Nineteen days after subcutaneous injection of monolayer- and 3D-cultured CT26 cells, the number of CD31-expressing cells was determined in developed tumors. As shown in Figure 4, a marked recruitment of angiogenic cells occurred at the periphery of subcutaneous tumors generated by CT26 cells derived from both in vitro growth conditions. However, only those tumors produced by 3D-cultured CT26 cells were efficiently neovascularized and had angiogenic tracts in the deepest areas of the tumor. Overall, CD31-expressing cell densities per unit area were 1.89 ± 0.56 and 0.66 ± 0.25 in tumors from 3D- and monolayer-cultured CT26 cells, respectively (n = 15 mice from 3 independent experiments having 5 mice per group; differences were statistically significant by the Student's two-tailed, unpaired t test, p < 0.01).
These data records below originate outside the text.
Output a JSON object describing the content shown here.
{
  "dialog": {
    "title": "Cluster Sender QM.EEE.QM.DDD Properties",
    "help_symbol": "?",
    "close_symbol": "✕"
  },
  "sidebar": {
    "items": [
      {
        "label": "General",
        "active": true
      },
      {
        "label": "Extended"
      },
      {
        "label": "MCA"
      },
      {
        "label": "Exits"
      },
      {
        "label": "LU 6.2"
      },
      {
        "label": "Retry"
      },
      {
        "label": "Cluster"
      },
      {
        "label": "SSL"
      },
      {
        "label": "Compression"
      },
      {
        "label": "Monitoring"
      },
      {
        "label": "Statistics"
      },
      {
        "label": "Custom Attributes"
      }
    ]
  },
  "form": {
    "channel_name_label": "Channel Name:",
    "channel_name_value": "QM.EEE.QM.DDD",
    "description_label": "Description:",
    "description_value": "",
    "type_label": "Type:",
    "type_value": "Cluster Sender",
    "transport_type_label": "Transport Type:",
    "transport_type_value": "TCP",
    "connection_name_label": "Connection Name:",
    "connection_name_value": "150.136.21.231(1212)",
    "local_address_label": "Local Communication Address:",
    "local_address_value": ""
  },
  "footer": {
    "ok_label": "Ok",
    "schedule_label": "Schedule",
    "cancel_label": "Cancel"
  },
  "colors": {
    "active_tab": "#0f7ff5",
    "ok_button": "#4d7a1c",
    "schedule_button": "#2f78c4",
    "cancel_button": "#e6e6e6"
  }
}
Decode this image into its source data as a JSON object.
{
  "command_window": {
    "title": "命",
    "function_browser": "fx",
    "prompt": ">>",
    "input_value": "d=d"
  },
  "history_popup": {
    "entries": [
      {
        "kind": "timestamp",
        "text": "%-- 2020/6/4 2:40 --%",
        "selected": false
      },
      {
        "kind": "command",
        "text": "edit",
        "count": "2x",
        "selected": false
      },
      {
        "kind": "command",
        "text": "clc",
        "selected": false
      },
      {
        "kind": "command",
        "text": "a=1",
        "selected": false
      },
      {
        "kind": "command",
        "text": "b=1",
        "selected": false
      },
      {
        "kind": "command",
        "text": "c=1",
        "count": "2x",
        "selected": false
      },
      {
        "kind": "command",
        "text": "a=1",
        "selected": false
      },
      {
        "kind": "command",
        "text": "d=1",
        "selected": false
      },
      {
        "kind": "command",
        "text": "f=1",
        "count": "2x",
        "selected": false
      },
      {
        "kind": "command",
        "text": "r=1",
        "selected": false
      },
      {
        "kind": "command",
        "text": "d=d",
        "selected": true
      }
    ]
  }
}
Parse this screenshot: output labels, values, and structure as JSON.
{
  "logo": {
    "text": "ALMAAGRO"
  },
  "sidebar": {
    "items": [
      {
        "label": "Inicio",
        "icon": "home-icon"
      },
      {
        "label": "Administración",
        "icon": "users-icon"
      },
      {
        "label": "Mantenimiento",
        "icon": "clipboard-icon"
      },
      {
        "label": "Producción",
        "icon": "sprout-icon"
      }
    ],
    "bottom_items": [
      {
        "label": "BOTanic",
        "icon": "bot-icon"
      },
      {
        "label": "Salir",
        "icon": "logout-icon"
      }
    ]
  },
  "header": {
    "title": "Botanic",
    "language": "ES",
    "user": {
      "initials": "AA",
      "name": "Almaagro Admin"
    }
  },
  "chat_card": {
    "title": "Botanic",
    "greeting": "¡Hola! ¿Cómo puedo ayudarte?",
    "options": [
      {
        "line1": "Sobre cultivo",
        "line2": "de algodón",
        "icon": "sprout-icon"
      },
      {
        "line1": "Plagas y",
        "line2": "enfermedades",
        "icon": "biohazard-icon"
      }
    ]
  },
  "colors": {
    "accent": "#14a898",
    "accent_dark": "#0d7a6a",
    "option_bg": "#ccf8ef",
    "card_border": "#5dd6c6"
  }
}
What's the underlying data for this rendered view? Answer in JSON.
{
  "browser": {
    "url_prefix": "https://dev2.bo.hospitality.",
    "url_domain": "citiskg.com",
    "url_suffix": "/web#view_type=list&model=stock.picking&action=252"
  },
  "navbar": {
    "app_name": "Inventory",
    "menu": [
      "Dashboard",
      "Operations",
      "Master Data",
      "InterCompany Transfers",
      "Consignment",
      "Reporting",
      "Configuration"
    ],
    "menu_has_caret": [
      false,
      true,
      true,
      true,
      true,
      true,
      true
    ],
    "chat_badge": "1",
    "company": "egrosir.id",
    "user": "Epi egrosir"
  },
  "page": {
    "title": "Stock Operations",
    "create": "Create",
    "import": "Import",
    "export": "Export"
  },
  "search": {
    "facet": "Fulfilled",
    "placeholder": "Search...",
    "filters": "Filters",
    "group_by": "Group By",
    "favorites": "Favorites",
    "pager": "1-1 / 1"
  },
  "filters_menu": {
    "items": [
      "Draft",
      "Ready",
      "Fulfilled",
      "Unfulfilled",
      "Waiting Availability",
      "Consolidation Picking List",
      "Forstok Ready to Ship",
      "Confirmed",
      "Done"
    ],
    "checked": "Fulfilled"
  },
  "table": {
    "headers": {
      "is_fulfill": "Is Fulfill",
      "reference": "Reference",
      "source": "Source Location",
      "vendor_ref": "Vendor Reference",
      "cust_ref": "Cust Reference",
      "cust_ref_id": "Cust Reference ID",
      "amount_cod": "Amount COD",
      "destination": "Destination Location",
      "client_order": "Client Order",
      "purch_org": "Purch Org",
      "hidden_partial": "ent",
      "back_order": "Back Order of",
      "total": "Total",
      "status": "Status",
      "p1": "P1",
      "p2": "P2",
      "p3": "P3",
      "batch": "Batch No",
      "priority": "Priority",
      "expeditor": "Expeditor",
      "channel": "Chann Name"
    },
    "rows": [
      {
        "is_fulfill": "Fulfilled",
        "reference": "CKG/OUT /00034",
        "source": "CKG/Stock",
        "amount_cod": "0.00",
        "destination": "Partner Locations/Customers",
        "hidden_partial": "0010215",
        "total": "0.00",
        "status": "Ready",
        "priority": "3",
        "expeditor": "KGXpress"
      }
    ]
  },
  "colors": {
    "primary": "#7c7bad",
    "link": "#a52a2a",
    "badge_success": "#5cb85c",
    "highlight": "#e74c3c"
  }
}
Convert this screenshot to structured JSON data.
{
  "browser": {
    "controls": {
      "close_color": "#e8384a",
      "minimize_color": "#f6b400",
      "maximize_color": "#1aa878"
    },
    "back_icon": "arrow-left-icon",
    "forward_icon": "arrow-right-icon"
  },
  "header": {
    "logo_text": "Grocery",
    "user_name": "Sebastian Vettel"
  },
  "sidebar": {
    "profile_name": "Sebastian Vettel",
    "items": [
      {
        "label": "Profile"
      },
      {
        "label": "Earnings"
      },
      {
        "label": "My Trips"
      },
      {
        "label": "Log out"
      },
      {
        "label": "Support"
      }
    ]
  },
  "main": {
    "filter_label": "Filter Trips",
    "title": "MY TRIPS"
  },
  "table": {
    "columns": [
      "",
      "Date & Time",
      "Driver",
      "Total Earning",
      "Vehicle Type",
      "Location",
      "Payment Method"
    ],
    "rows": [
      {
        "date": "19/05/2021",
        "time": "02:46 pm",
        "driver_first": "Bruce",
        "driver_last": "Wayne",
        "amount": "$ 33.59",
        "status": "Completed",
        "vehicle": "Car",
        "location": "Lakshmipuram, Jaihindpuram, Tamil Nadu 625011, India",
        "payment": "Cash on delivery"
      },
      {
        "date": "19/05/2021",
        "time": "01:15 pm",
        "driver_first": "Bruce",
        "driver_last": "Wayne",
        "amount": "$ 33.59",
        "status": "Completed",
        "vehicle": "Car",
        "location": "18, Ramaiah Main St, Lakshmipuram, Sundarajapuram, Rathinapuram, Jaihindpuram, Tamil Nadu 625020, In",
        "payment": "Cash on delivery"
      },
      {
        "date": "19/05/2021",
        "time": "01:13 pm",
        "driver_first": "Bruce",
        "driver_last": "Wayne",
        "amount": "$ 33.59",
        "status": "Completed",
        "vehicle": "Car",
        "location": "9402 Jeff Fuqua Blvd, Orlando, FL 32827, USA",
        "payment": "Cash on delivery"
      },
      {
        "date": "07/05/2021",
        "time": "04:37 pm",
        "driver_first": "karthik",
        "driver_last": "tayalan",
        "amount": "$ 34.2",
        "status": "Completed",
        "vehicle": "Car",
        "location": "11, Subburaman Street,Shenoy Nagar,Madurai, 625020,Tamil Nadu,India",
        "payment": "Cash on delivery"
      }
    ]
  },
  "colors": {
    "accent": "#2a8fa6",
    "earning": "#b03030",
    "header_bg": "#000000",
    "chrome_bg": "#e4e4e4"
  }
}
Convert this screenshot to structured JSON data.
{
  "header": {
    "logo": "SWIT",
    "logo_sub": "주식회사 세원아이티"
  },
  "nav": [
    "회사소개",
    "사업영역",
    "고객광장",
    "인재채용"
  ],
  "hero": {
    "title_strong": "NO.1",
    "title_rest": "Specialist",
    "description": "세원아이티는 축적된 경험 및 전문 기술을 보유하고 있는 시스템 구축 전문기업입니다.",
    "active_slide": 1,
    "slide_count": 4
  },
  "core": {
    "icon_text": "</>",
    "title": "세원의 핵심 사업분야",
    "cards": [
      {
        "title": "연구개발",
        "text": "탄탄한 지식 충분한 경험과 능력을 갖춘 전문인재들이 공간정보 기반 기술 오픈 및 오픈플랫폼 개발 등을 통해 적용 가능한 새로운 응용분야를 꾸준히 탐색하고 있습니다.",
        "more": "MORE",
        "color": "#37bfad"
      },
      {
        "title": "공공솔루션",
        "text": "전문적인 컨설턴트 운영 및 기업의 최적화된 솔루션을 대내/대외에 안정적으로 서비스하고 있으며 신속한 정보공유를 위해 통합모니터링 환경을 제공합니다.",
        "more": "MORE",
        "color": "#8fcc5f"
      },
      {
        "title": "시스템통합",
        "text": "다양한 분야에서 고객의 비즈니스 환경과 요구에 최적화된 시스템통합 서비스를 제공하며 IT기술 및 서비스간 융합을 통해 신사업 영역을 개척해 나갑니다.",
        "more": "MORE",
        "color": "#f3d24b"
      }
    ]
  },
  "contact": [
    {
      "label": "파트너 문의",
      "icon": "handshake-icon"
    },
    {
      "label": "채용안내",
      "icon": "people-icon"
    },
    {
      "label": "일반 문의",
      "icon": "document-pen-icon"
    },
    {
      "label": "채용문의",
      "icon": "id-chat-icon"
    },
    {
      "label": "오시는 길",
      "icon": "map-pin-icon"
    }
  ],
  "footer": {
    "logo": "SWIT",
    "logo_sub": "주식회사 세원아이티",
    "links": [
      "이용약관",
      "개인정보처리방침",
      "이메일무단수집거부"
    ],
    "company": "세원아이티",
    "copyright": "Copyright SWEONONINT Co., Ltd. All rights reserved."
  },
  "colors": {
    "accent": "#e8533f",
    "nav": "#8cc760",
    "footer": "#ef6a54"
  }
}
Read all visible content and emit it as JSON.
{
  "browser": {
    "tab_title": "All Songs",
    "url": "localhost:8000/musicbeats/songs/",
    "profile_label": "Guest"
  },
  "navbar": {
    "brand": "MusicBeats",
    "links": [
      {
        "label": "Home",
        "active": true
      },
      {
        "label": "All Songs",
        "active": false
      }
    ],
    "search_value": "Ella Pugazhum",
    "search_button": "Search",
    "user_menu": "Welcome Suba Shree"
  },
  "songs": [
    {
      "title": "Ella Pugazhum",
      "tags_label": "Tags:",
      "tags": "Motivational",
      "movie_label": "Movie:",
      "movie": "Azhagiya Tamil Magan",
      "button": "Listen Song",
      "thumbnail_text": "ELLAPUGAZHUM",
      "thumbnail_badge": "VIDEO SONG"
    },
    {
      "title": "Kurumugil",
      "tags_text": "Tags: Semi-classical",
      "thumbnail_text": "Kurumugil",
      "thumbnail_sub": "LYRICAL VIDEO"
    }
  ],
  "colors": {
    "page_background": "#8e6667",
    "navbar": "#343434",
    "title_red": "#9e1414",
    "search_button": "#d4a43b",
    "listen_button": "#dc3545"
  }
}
Intrasplenic injection of CT26 cancer cells revealed that hepatic metastasis development significantly (P < 0.01) increased in mice receiving 3D-spheroid-cultured CT26 cells, as compared to mice given monolayer-cultured CT26 cells (Figure 5A and Figure 5B). This was particularly evident when comparing the metastasis volume indices produced by well-established metastases of medium and big size. Consistent with the proangiogenic activation of spheroid-growing CT26 cancer cells, both endothelial cell (as CD31-expressing cells) and alpha-smooth muscle actin (SMA)-expressing cell numbers significantly (p < 0.01) increased in metastatic nodules produced by 3D-cultured CT26 cells as compared to those developed by monolayer-cultured CT26 cells (Figures 5C–F). As previously described3, intrametastatic SMA cells were mainly hepatic sinusoidal stellate cell-derived myofibroblasts acting as vascular coverage pericytes of neoangiogenic tumor vessels. Moreover, consistent with the metastatic volume augmentation evidenced in the livers of 3D-spheroid-cultured CT26 cell-injected mice, the average proliferating cell number per unit area of metastatic tissue also significantly increased by 35%, in 3D-spheroid-cultured CT26 cell-injected mice, as detected by immuno-histochemistry using anti-ki67 antibodies (Figures 5G–H).